Khamenei, who has the support of the bulk of Iran’s political and military leaders, knows all about Ahmadinejad’s plans and is determined to eliminate him one way or another and make sure that the 300 dossiers never leave the president’s office.
More than once, Ahmadinejad has implied recently that he would make their contents public if he or members of his clique were charged with corruption or the misappropriation of state funds. For now, he is weeding out of his administration the officials he regards as its Achilles heels – according to our sources, the first scheduled to go are Oil Minister Rostam Qassemi and Interior Minister Mohammad Mostafa Najjar.
But the financially corrupt Oil Minister is far from the only one drawing Ahmadinejad's ire.
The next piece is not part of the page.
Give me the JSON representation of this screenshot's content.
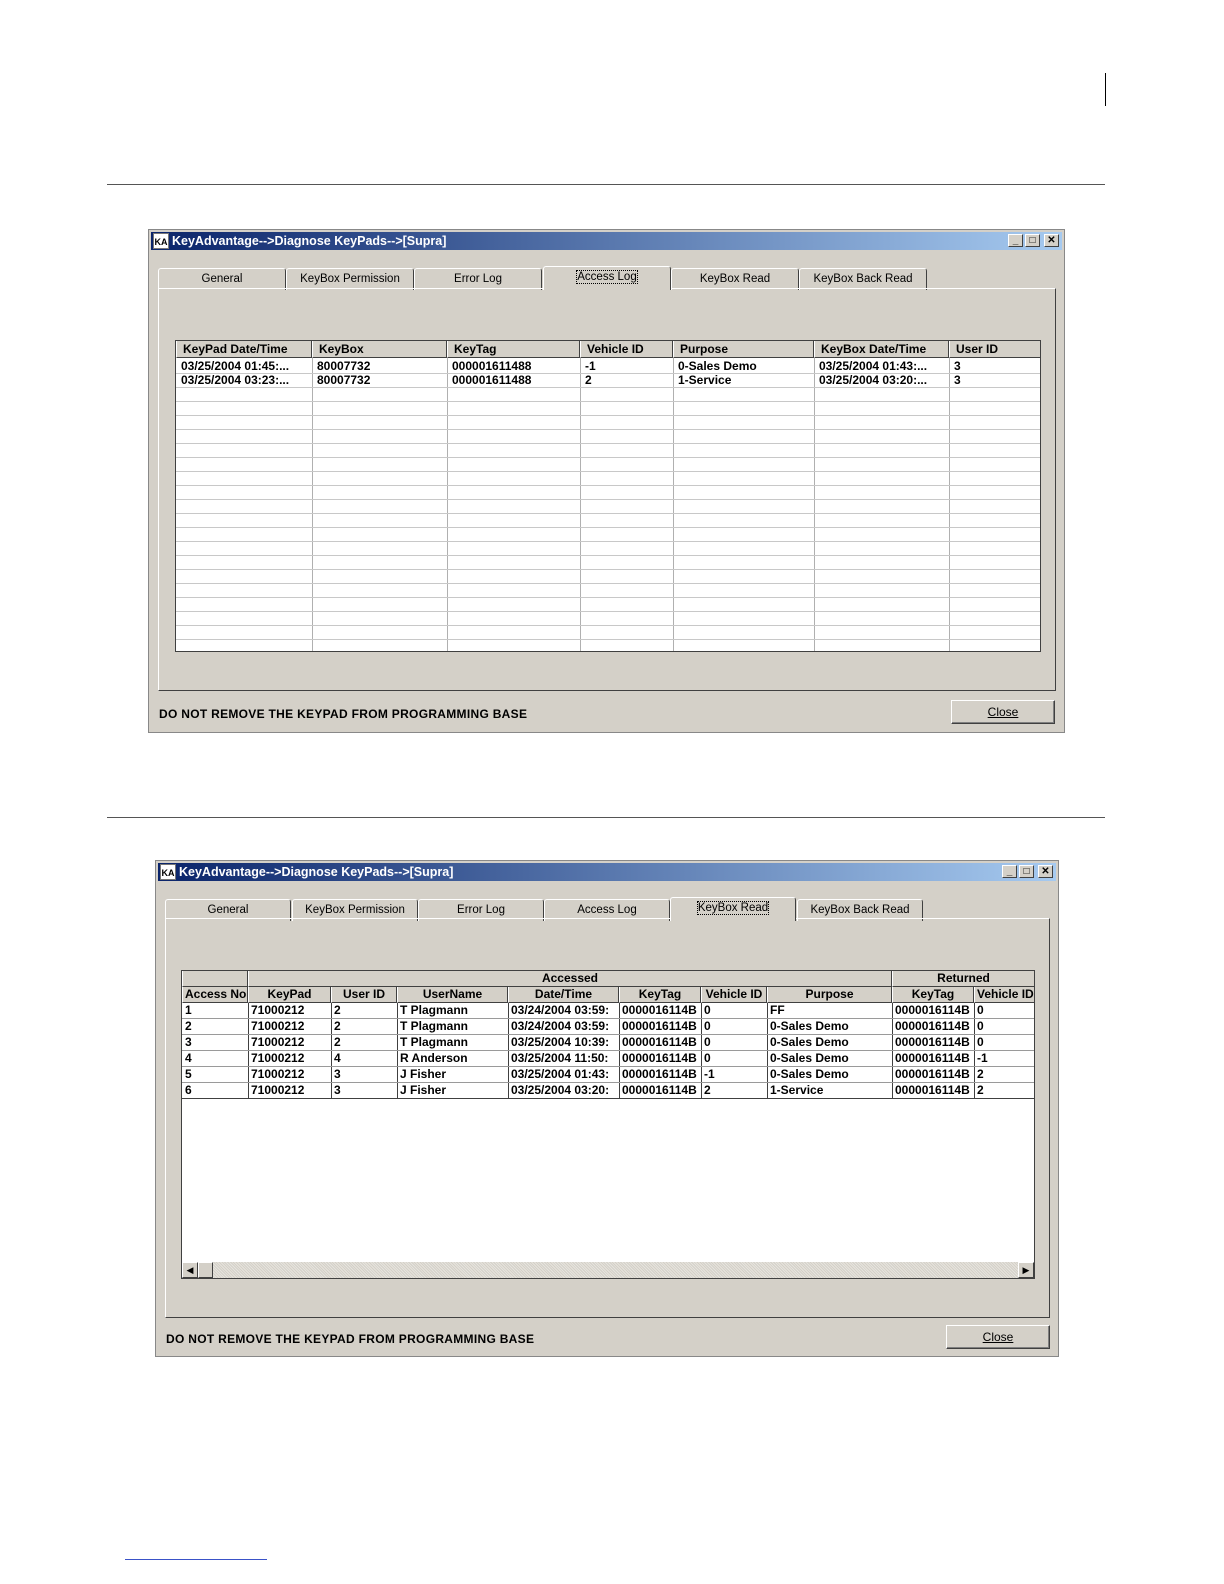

Last week he reportedly fired Health Minister Marzieh Wahid Dastjerdi for quipping that Ahmadinejad would rather set aside earmarks for importing dog food than for medicine.
But is Ahmadinejad really on a crusade to help Iran's disenfranchised or is it merely his ego that has grown out of proportion? According to the report, well-respected parliamentary leader Esma’il Kovsari has told the Iranian president to keep his mouth shut and remember that it was Revolutionary Guards who helped propel him to power in the first place. Other's share the same view as Kovsari. Khamenei supporter Al Sa’idi said that most of the regime's leaders now regret bringing Ahmadinejad to power because he has changed.
While at first it may seem good news that the Iranian regime's internal power engine seems to be splintering, it still does naught to thwart the country's sinister nuclear ambitions, its plans to decimate Israel, nor rule the Iranian populace with an authoritarian fist.
It also bears mention that the void created by Ahmadinejad's potential departure will only be filled by an even more radical element within the regime.